5. Bölüm

23.2K 712 59
                                    

Tuhaflık, bir kum zambağı ve yersiz bir öpücük ile başladı.

O sabah Kral Caladrian sabah kahvaltısının saray eşrafıyla yapılmasını emretmişti. Daemon kız kardeşinin yanına otururken dişlerini sıkıyordu çünkü sabaha kadar süren konsey toplantısı onun açısından maskaralığın önde gideniydi. Buzda dans ediyorsun, demişti Celina ona toplantıya gitmeden önce. Kızın mavi gözleri sıkıntılıydı. Ve biz ılık bir iklimden geliyoruz. Dikkatli ol. Daemon onun sözünü dinlemiş ve toplantıda krala veya kralın kararlarına ciddi derecede olumsuzluk bildiren yorumlar yapmamıştı.
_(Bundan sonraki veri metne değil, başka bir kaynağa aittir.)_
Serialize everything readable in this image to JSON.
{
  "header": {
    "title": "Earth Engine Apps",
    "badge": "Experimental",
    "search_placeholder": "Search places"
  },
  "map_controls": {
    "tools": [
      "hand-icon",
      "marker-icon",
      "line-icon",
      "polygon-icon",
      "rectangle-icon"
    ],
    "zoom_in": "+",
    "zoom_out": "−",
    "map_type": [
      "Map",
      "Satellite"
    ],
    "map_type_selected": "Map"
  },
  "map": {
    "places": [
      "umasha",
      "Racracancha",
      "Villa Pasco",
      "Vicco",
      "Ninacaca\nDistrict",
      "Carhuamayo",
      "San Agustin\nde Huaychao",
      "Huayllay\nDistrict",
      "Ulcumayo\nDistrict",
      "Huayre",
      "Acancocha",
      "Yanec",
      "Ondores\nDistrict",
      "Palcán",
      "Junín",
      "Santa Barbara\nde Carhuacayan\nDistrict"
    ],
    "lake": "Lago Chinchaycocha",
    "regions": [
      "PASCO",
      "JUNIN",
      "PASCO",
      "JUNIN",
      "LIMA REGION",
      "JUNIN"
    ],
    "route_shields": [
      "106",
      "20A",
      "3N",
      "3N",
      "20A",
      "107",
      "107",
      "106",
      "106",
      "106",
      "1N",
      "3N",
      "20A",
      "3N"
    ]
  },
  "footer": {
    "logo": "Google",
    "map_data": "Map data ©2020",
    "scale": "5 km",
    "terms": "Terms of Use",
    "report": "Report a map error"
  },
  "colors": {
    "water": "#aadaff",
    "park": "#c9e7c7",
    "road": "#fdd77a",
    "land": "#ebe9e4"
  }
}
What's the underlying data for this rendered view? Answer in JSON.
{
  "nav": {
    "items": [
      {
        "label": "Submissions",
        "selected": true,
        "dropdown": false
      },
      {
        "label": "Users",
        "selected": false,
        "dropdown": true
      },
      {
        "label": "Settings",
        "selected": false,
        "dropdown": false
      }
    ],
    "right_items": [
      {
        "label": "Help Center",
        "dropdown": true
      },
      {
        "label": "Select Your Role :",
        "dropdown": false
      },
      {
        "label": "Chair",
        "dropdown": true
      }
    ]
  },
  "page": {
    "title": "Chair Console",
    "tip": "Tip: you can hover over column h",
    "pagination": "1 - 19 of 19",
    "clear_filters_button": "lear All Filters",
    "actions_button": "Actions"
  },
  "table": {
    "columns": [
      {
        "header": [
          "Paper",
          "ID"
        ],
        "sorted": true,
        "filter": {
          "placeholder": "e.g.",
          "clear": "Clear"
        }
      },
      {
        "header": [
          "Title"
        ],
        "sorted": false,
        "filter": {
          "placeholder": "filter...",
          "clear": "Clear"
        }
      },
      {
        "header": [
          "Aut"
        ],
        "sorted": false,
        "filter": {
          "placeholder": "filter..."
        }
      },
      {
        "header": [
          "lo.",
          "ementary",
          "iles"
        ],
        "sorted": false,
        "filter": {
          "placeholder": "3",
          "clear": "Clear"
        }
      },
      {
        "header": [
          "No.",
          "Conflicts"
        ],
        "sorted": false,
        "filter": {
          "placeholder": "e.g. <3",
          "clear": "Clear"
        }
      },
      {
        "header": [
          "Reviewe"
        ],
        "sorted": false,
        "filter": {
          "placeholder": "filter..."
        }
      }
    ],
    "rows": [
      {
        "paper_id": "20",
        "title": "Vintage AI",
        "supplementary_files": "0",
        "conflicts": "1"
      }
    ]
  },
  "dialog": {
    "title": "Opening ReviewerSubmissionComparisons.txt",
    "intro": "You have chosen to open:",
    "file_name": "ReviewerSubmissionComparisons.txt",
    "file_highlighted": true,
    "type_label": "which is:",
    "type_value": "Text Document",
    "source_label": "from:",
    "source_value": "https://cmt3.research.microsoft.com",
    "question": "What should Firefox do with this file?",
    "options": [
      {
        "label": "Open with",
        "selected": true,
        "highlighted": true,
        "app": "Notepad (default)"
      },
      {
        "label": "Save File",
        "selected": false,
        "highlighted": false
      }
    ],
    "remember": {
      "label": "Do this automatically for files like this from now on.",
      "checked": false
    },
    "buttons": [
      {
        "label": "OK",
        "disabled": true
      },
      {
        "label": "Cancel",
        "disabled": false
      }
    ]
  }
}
Kral, kendi konsey toplantısına katılma gereği bile duymadığından, Daemon konsey üyesi lordların en azından bir parça daha rahat olabileceklerini ummuştu. Haklıydı da. Hazine başı olan Lord Robert Crawley, saraya yapılan mutfak harcamalarından kar edilebilmesi için, saray eşrafına hazırlanan yemeklerden arta kalanların halka dağıtılmasını önermişti. Yapılan yemeklerin her daim ihtiyacın iki katı pişirildiğini ve bunun sonucunda da fazlalığın bozulup çöpe gittiğini sarayda bilmeyen yoktu. Daemon dikkatle masadaki iki önemli adama bakmıştı: Lord di Sforza ve Prens William. Prensin yüzü sıkıntılıydı, sanki bu fikri onaylamak istiyormuş ama bir çekincesi varmış gibiydi. Zaten onun ağzını açmasına fırsat vermeden, bir fok balığının ciyaklamasına benzer bir sesle Lord di Sforza konuşmuştu.

"Tanrı korusun, asla olmaz! Nasıl soylu kralımızın aşağı tabaka halkla aynı yemeği yemesini düşünebilirsiniz lordum? Bu Majestelerinin kulağına gitmese iyi olur."

Daemon elinden gelen en sakin ve saygılı ses tonunu kullanmıştı. "Biz bu uygulamayı Astrum'da yapıyoruz, saygıdeğer enişte."

"Orası Astrum, burası Altınvadi," demişti Joseph enişte müthiş bir kabalıkla. "Gözünü aç ve nerede olduğuna bak."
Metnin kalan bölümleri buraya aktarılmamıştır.